“He must be found,” he said. “I have good nerves, but if I do not find out what has become of him I shall go mad.”
The lawyers spoke of courage and patience, but a sickly smile twisted Folco’s lips.
“Put yourself in my place, if you can,” he answered.
The lawyers, who knew the value of the property to a farthing, wished they could, though if they had known also what was passing in his mind they might have hesitated to exchange their lot for his.
“He was like your own son,” they said sympathetically. “A wife and a son gone on the same day! It is a tragedy. It is more than a man can bear.”
“It is indeed!” answered Corbario in a low voice and looking away.
Almost the same phrases were exchanged each time that the two men came to the villa about the business, and when they left they never failed to look at each other gravely and to remark that Folco was a person of the deepest feeling, to whom such an awful trial was almost worse than death; and the elder lawyer, who was of a religious turn of mind, said that if such a calamity befell him he would retire from the world, but the younger answered that, for his part, he would travel and see the world and try to divert his thoughts. In their different ways they were hard-headed, experienced men; yet neither of them suspected for a moment that there was anything wrong. Both were honestly convinced that Folco had been a model husband to his dead wife, and a model father to her lost son. What they could not understand was that he should not find consolation in possessing their millions, and they could only account for the fact by calling him a person of the deepest feeling—a feeling, indeed, quite past their comprehension.

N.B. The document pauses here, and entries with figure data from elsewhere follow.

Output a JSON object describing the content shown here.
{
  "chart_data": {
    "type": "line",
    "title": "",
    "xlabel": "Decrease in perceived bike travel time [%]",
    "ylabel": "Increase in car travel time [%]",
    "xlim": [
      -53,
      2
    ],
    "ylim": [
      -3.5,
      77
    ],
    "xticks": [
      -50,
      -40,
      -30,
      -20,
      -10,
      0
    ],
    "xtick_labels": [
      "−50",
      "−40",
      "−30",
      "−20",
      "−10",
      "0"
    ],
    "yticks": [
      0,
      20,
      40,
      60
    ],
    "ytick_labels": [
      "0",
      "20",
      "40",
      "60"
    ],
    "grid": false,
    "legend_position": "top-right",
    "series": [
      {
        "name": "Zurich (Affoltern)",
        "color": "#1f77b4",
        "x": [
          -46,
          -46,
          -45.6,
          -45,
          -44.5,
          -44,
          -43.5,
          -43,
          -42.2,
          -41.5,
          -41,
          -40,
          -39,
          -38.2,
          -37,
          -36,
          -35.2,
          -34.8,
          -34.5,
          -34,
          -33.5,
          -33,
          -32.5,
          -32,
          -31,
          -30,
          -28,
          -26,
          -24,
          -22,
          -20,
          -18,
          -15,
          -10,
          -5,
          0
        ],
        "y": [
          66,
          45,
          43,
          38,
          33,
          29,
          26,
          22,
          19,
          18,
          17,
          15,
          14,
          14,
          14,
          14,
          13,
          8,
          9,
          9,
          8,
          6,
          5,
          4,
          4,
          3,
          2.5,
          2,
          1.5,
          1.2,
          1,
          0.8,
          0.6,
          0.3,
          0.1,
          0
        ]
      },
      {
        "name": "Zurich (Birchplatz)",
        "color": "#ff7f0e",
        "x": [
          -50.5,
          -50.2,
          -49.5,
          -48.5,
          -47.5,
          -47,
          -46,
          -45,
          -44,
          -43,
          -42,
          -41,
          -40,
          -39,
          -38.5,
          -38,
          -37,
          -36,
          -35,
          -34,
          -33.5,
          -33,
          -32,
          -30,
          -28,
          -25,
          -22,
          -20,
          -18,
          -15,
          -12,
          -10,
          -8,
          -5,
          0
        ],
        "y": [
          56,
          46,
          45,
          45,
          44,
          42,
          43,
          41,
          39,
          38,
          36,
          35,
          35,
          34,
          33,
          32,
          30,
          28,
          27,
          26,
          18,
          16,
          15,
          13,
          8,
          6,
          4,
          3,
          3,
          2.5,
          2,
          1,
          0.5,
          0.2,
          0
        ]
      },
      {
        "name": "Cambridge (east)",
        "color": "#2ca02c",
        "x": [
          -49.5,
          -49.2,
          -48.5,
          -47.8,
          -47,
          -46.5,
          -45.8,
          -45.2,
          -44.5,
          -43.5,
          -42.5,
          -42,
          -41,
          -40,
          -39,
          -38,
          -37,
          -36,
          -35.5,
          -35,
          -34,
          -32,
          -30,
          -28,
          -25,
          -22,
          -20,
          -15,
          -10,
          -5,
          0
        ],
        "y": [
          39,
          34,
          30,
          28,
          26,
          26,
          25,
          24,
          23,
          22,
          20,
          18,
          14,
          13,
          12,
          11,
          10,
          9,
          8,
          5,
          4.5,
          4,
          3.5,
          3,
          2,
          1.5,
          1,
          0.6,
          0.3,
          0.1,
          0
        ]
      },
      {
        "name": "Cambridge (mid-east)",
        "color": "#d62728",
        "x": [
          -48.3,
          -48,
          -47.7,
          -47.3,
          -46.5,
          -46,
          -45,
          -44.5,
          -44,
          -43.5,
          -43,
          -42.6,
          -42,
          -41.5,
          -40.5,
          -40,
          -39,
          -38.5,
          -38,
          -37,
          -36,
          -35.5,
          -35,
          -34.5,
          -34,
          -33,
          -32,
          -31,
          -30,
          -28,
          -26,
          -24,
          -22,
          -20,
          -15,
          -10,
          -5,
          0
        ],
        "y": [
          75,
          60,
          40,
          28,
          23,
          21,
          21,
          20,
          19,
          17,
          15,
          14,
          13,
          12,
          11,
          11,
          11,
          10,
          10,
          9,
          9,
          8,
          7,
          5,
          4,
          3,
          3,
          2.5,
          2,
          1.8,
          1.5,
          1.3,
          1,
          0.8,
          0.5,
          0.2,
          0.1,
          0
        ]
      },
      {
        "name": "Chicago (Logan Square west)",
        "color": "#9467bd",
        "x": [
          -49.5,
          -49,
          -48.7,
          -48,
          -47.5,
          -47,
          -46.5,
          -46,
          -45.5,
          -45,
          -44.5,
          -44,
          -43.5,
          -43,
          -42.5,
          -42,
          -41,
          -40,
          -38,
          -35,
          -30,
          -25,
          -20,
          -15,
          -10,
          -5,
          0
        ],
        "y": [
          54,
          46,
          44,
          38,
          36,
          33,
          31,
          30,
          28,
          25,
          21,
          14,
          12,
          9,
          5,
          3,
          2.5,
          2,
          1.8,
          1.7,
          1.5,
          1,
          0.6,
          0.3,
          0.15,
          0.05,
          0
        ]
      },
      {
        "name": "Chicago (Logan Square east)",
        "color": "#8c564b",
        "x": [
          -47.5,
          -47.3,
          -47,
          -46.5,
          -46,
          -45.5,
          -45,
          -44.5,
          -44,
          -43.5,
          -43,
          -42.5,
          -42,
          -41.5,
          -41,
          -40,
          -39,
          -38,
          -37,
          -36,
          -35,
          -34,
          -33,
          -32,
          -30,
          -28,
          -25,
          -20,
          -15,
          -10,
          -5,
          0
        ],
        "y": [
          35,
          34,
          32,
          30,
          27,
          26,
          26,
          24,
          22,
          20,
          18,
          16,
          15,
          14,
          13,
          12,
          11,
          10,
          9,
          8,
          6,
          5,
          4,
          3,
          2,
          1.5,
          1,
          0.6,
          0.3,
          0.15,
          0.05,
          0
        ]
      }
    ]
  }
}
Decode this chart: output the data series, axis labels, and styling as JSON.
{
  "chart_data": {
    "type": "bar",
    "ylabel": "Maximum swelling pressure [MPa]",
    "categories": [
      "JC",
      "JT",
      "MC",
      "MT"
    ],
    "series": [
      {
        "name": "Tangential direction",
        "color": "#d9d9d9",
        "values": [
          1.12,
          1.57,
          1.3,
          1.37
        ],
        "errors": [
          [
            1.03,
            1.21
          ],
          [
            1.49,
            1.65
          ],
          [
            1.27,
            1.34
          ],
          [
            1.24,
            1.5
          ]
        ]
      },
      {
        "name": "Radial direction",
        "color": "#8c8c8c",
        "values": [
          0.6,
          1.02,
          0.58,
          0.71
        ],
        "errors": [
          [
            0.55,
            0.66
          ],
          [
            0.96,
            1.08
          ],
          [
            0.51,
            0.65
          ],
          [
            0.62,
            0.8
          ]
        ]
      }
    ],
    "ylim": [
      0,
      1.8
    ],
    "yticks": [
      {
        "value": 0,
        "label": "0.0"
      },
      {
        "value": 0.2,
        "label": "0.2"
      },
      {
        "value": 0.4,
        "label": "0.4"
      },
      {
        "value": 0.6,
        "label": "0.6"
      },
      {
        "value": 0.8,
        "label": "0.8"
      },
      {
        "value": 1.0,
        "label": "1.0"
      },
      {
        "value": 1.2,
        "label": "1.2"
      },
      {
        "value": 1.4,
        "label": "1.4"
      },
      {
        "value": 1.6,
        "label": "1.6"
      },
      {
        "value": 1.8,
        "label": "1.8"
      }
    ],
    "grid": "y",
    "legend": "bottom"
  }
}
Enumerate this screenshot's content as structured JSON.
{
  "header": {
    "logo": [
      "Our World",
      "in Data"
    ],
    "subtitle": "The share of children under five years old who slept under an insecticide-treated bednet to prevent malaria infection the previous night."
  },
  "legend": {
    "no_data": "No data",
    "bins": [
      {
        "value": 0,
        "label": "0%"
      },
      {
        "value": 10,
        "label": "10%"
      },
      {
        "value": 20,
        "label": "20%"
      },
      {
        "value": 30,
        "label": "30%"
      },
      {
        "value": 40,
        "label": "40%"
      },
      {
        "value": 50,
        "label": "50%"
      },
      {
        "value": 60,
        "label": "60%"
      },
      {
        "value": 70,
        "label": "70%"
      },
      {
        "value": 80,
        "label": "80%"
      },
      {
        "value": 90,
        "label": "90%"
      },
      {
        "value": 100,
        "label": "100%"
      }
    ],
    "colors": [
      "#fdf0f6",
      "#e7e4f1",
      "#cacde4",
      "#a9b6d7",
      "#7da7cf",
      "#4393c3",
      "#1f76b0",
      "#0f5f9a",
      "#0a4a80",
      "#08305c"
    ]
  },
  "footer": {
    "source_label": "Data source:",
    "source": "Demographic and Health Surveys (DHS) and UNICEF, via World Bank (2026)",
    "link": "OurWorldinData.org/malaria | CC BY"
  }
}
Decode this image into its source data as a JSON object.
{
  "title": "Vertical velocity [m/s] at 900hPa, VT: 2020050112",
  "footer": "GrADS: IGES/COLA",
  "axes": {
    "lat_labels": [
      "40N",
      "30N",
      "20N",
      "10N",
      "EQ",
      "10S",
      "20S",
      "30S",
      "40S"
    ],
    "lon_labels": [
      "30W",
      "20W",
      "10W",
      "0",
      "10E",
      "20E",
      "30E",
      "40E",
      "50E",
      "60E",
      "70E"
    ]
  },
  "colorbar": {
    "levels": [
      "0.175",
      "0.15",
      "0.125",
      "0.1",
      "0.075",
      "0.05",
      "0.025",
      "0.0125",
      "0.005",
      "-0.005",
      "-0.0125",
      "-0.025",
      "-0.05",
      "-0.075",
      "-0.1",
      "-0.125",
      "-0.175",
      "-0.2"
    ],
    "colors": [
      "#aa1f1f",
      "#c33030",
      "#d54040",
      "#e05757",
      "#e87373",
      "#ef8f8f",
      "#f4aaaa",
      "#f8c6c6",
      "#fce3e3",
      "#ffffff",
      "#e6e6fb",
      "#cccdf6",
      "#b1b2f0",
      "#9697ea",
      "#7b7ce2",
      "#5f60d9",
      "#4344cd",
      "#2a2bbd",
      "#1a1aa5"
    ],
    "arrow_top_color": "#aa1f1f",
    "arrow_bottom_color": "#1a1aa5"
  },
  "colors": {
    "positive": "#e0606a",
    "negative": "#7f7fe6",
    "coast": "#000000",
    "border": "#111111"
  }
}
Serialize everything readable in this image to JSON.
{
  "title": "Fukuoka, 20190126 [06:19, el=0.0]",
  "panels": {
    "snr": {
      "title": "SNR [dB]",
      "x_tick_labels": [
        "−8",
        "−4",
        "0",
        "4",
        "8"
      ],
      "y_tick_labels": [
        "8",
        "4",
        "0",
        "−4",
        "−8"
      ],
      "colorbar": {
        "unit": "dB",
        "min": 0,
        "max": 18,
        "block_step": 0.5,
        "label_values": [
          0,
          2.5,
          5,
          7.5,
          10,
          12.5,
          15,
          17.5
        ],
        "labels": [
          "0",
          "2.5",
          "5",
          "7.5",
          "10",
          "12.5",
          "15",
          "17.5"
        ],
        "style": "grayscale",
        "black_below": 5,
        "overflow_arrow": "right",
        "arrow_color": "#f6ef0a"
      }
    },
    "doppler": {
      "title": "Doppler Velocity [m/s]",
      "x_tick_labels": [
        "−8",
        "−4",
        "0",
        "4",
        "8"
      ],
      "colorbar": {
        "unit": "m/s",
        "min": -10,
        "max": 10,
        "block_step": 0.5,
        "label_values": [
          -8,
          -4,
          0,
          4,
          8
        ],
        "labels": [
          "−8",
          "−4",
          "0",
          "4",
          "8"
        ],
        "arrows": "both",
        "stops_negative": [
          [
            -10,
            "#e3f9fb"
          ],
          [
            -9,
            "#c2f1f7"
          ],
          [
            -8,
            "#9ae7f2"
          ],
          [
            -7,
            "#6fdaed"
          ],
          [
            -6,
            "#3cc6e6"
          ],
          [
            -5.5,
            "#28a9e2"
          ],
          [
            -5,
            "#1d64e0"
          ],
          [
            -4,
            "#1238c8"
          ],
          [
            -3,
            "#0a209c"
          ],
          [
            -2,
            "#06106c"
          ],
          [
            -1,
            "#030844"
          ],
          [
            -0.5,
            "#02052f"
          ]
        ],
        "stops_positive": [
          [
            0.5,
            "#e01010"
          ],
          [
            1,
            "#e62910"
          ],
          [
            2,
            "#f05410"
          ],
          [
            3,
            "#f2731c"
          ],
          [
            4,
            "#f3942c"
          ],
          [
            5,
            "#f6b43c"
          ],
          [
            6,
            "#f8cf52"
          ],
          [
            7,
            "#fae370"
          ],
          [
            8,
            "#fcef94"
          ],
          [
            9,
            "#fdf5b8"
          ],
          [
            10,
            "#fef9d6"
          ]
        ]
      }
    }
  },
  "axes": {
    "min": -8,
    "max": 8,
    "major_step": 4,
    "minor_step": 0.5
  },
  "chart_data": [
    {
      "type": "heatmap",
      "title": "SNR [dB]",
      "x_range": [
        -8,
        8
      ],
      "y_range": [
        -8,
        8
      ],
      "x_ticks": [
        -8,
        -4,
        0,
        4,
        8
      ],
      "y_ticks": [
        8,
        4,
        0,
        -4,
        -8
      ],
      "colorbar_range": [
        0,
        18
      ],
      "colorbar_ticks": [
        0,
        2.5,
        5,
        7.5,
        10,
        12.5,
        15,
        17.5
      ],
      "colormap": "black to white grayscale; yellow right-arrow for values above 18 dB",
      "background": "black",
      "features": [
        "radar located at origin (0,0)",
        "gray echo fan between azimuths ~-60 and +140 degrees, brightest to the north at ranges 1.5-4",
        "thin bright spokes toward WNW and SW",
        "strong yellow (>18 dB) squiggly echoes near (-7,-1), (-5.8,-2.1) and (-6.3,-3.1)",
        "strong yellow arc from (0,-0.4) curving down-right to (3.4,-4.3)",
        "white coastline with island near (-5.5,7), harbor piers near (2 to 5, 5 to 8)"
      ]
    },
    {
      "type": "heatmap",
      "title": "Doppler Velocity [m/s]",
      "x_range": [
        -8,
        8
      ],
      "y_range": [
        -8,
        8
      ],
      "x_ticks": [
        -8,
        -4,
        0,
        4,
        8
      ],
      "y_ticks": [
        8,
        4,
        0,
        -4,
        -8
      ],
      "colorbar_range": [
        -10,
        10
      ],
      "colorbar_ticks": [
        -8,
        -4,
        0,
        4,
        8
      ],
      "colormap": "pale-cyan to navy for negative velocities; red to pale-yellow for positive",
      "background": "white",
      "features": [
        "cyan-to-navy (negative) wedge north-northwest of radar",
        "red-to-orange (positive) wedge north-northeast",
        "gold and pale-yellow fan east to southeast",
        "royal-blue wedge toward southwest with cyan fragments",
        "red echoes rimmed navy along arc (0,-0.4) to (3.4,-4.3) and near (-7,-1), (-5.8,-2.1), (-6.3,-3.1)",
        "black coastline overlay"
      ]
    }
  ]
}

Even the Contessa dell’ Armi was impressed by the unmistakable signs of suffering in his face. She went twice to see him within three weeks after her friend’s death, and she came away convinced that she had misjudged him. Aurora did not go with her, and Corbario barely asked after her. He led Maddalena to his dead wife’s room and begged her to take some object that had belonged to the Signora, in memory of their long friendship. He pressed her to accept a necklace, or a bracelet, or some other valuable ornament, but Maddalena would only take a simple little gold chain which she herself had given long ago.
Her own sorrow for her friend was profound but undemonstrative, as her nature had grown to be. Aurora saw it, and never referred to it, speaking only now and then of Marcello, to ask if there were any news of him.
“He is not dead,” the girl said one day. “I know he will come back. He went away because I called him a baby.”
Her mother smiled sadly and shook her head.
“Did you love him, dear?” she asked softly.
“We were children then,” Aurora answered. “How do I know? I shall know when he comes back.”